In the peak of the first wave of the pandemic up to 20 of the 29 ICU beds were in use and sadly there were a significant number of patient deaths.
 
Jo said: “I have never seen so many people who were so terribly ill for such a long time. We have had patients on the unit for several weeks. Some of the hardest things have been not being able to allow relatives to visit.
 
“We do so much to support relatives normally that it felt very hard for us all to have to liaise with them over the phone and while wearing PPE. We do everything we can to support them but it is very hard when you can’t do things face to face.”
 
Jo said the pandemic has demonstrated some positive things – particularly the amazing way her team have worked together to support patients, and each other, and also the way in which the local community got behind the hospital.
 
She said: “I want to thank all of those individuals who have supported us. We were flooded with gifts during the first wave of the pandemic.
 
“I also want to thank all of the other KGH teams who did so much to help us. So many people have been involved to make sure we had the right PPE and equipment, the right staff with the right skills and training, the right amount of emotional support through the Open Office and chaplaincy. All of this helped us to cope and respond well to all the challenges the pandemic has brought for us.”
 
The MBE stands for Member of the Order of the British Empire – it is the third highest ranking Order of the British Empire award, behind CBE which is first and then OBE. It recognises the achievement and services of individuals from all walks of life who have made a positive impact, particularly in their work or contribution to their community.

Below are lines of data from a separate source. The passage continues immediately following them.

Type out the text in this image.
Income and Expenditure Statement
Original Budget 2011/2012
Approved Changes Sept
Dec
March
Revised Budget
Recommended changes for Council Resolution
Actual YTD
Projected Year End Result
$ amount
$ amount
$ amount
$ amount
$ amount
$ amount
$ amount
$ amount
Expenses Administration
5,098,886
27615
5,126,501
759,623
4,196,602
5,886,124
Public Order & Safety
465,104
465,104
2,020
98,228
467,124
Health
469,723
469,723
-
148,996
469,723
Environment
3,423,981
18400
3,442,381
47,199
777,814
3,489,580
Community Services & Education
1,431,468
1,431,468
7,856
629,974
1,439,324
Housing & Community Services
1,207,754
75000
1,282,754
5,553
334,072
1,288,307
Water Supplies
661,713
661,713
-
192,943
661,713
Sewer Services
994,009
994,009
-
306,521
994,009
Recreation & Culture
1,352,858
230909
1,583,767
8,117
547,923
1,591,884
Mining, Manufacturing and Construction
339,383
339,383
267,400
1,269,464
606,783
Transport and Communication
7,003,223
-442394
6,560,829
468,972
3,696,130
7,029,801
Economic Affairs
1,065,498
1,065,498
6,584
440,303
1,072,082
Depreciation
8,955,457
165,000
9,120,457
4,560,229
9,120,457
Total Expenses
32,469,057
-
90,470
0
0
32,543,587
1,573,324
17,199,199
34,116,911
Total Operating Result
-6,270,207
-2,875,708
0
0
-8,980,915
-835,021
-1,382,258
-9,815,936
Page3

Kettering General Hospital’s Director of Nursing and Quality, Leanne Hackshall, said: “Jo Snow has done an absolutely amazing job leading her team through the most difficult period in the NHS’s history.
 
“Her incredible courage, brilliant leadership skills, sensitivity and humanity, have helped shape our response to Covid-19 and supported many local families, and her own team, in the most difficult of times.
 
“It is very fitting and appropriate that she is one of a relatively small number of NHS staff who have received a national honour for their exemplary work during Covid-19 pandemic.
“I know that everyone at KGH will be immensely proud and uplifted that one of our own has been chosen as an example of the best in the NHS.”